En conclusion, ce livre nous rappelle que ce qui a été enseigné dans l'anthropologie plus traditionnelle sur les processus de formation de l'identification et de la subjectivation est plus compliqué qu'il n'y paraît. Dans les contextes de guerre et d'après-guerre, les identités et les formations de sujets sont intimement marquées par des chocs et des intérêts qui produisent de la conscience, de la mobilisation et de l'action. L'auteur nous invite à aller au-delà de ce qui est supposé et à regarder ce qui se trouve entre les deux. Il s'agit d'une anthropologie des émotions appliquée à l'étude du fait politique. Ce livre est un exemple solide, en espagnol, de ce que l'on a appelé aux États-Unis la Théorie de l'affect (une théorie de l'affect), qui est l'étude des émotions et de ce qu'elles peuvent produire en termes d'interactions sociales et d'expériences d'habiter le monde. Enfin, comme l'écrit Nelson : "Ce livre explore les expériences de possession, de duplicité et l'espoir de savoir, qui font partie de la vie quotidienne guatémaltèque". (2022 : 88). En effet, ce livre met en lumière cet espoir de nous comprendre nous-mêmes, non seulement au Guatemala, mais dans tout territoire ayant partagé des conditions similaires à celles abordées ici.

Bibliographie

Comisión para el Esclarecimiento Histórico (1999). Guatemala: Memoria del silencio. Guatemala: ceh.
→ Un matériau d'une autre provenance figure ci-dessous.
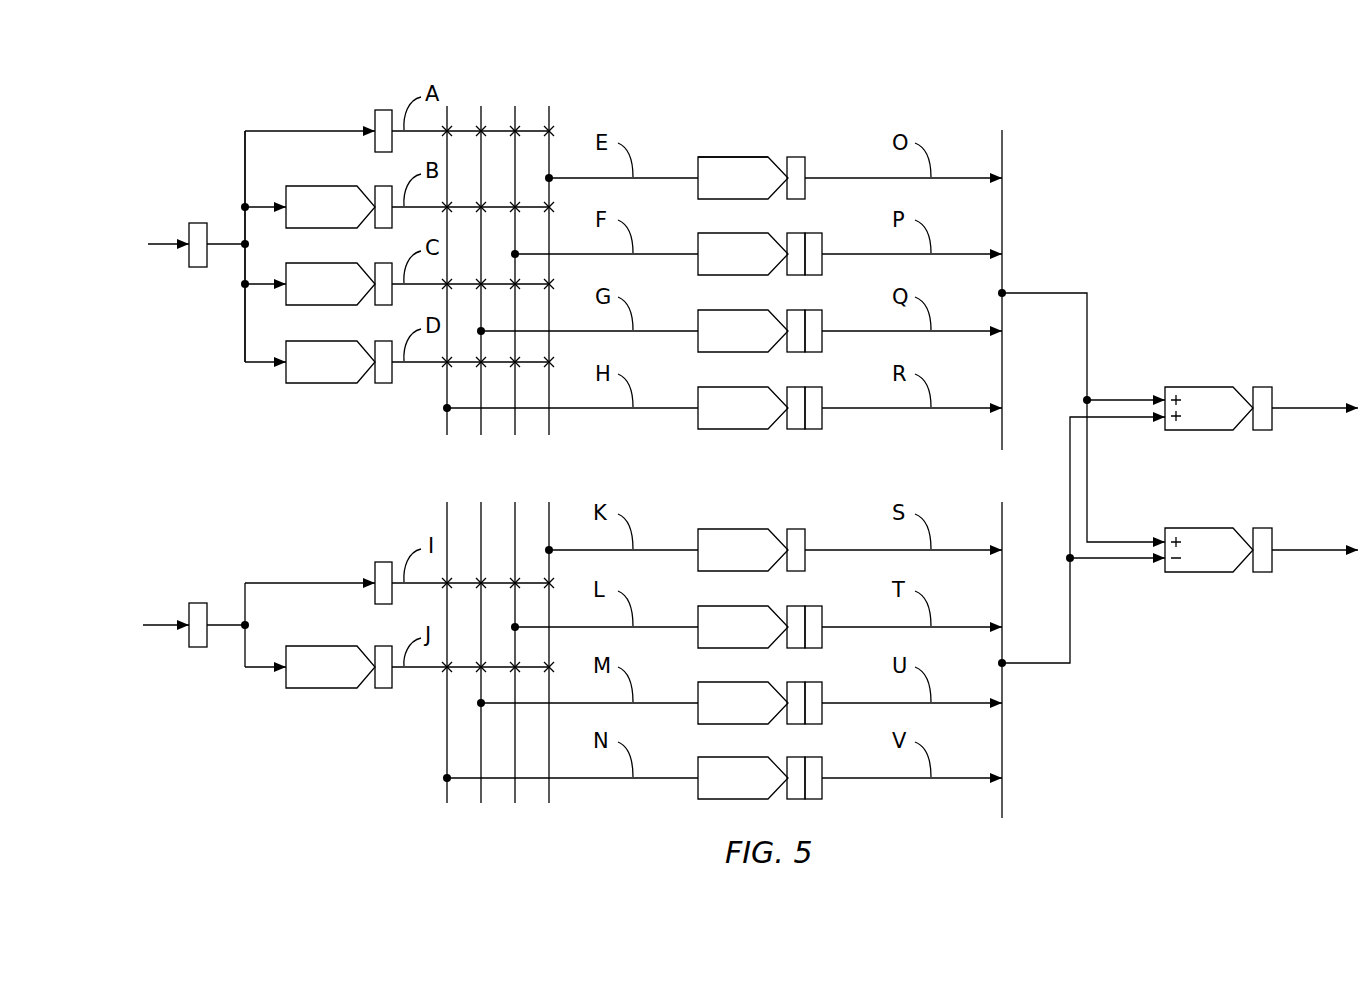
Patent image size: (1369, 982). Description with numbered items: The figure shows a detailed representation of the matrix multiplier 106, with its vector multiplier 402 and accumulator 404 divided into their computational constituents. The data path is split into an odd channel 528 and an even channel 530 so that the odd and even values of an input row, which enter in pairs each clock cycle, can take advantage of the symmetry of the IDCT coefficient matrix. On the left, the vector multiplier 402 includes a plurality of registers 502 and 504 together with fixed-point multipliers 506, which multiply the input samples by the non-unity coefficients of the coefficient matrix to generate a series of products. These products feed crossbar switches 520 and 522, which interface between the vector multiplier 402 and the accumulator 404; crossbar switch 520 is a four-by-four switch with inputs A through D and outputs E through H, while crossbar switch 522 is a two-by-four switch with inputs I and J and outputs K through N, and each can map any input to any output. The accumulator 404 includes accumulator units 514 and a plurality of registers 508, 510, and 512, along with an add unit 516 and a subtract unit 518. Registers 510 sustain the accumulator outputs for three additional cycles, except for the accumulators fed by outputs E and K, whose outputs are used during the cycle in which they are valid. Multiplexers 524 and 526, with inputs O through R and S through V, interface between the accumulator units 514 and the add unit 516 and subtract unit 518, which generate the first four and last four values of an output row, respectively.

Nelson, Diane M. (2009). Reckoning: The Ends of War in Guatemala. Durham: Duke University Press.

— (2022). Saldando cuentas. Guatemala, el fin y los fines de la guerra. Antigua Guatemala: Ediciones del Pensativo.

Oficina de Derechos Humanos del Arzobispado de Guatemala (1998). Guatemala: nunca más. Informe del Proyecto Interdiocesano de Recuperación de la Memoria Histórica. Guatemala: odhag.


Ana Braconnier De León est actuellement chercheur postdoctoral à l'Institut de recherche sur les maladies infectieuses de l'Union européenne. ciesas Mexico. Elle est membre du projet de recherche "PluriLand : Theorizing Conflict and Contestation in Plural Land Rights Regimes" dirigé par Rachel Sieder. Ana est titulaire d'un doctorat en études latino-américaines de l'Université du Texas à Austin (2021), ainsi que d'une maîtrise et d'une licence en sciences politiques de l'Institut d'études politiques de Paris (2009). Elle travaille sur les questions de politique judiciaire, les réseaux de pouvoir dans les contextes coloniaux et extractifs et les droits des peuples autochtones en utilisant des méthodes qualitatives et ethnographiques. Elle fait partie du groupe interdisciplinaire d'études empiriques du droit, parrainé par l'Institut de recherche juridique de l'Université de Barcelone (2009). unam. Elle a été professeur à la faculté de sciences politiques de l'université Rafael Landívar au Guatemala et a collaboré avec des organisations de la société civile dans le cadre de consultations sur les questions de justice transitionnelle et de pluralisme juridique dans le système judiciaire guatémaltèque.